Und das ist eine klare Botschaft an den Initiator, Sportmanager Michael Mronz. Der hat sich inzwischen per Statement zu Wort gemeldet. Mronz sieht in den Darlegungen des DOSB einen Beleg dafür, dass "wir bis zur Verkündung von Brisbane durch das IOC ganz klar darauf vertrauen durften, unsere Anstrengungen mit Blick auf den Herbst als Datum des Ratsbürgerentscheides zielorientiert weiterzuverfolgen." Es habe für sein Team "keinerlei belastbare Faktenlage oder gar Datums-Perspektiven" für eine so frühe Entscheidung gegeben, die "eine Änderung des Arbeitsprogramms oder eine Mitteilung an unsere Partner notwendig gemacht hätten."

Schenkt man die Spiele 2032 jetzt ab?

Alfons Hörmann hat klar gesagt, dass man jetzt davon ausgeht, dass Brisbane den Zuschlag für die Spiele 2032 erhalten wird und jetzt nur noch das formale Verfahren folgt. Somit bleibt die Frage, ob sich der DOSB – ähnlich wie die Initiative aus NRW – Spiele 2036 vorstellen könnte.
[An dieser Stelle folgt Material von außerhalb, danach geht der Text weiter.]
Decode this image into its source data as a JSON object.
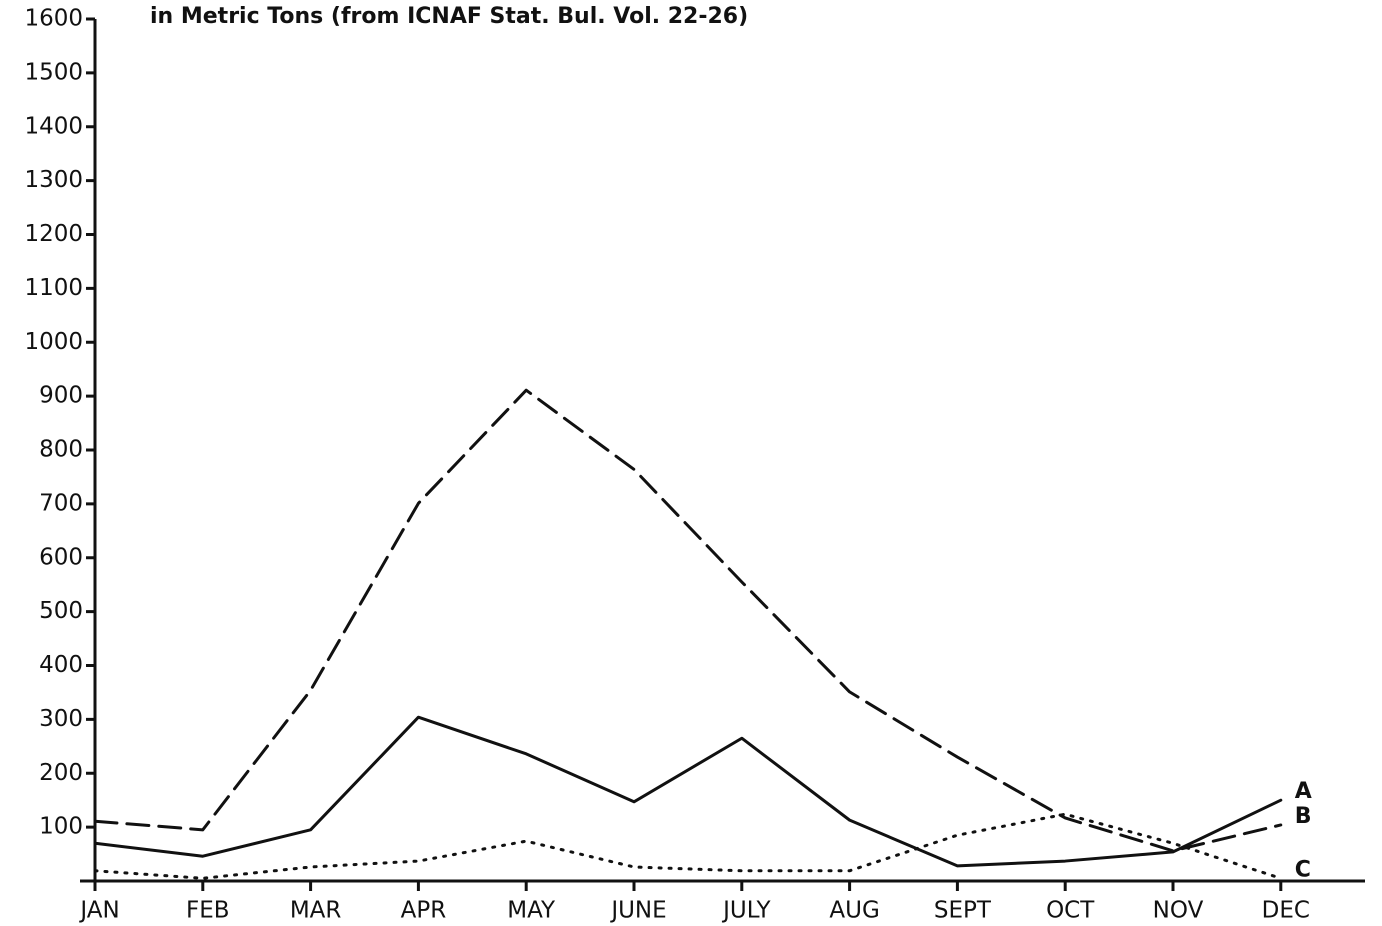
{
  "chart_data": {
    "type": "line",
    "title": "in Metric Tons (from ICNAF Stat. Bul. Vol. 22-26)",
    "categories": [
      "JAN",
      "FEB",
      "MAR",
      "APR",
      "MAY",
      "JUNE",
      "JULY",
      "AUG",
      "SEPT",
      "OCT",
      "NOV",
      "DEC"
    ],
    "series": [
      {
        "name": "A",
        "color": "#111111",
        "style": "solid",
        "values": [
          70,
          46,
          95,
          304,
          236,
          147,
          265,
          113,
          28,
          37,
          54,
          150
        ]
      },
      {
        "name": "B",
        "color": "#111111",
        "style": "dashed",
        "values": [
          111,
          95,
          354,
          701,
          911,
          764,
          555,
          351,
          230,
          117,
          56,
          104
        ]
      },
      {
        "name": "C",
        "color": "#111111",
        "style": "dotted",
        "values": [
          19,
          5,
          26,
          37,
          74,
          26,
          19,
          19,
          85,
          124,
          70,
          5
        ]
      }
    ],
    "ylim": [
      0,
      1600
    ],
    "yticks": [
      100,
      200,
      300,
      400,
      500,
      600,
      700,
      800,
      900,
      1000,
      1100,
      1200,
      1300,
      1400,
      1500,
      1600
    ],
    "grid": false
  }
}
Diese hätten dann naturgegeben eine Symbolik, weil sie genau 100 Jahre nach den Nazi-Spielen von Berlin stattfänden.
DOSB-Präsident Hörmann betonte, er bleibe bei seiner bisherigen Haltung, "dass mir die Vorstellungskraft und die Phantasie, wie man erfolgreiche Spiele 2036 umsetzen kann in Deutschland, zumindest im Moment noch fehlt." Allerdings gebe es in den Reihen des DOSB viele Menschen, die dies anders bewerten. "Man muss selbstverständlich auch mit der Politik in aller Ruhe darüber nachdenken, ob das ein geeigneter Ansatz sein kann."
Der CDU-Vorsitzende und NRW-Ministerpräsident Armin Laschet hatte am Freitag betont, dass er sich auch Spiele 2036 in Deutschland vorstellen könne, man könne sich dann in einer veränderten Welt präsentieren. Bundesinnen- und Sportminister Horst Seehofer hatte dieser Idee schon vor einiger Zeit eine Absage erteilt.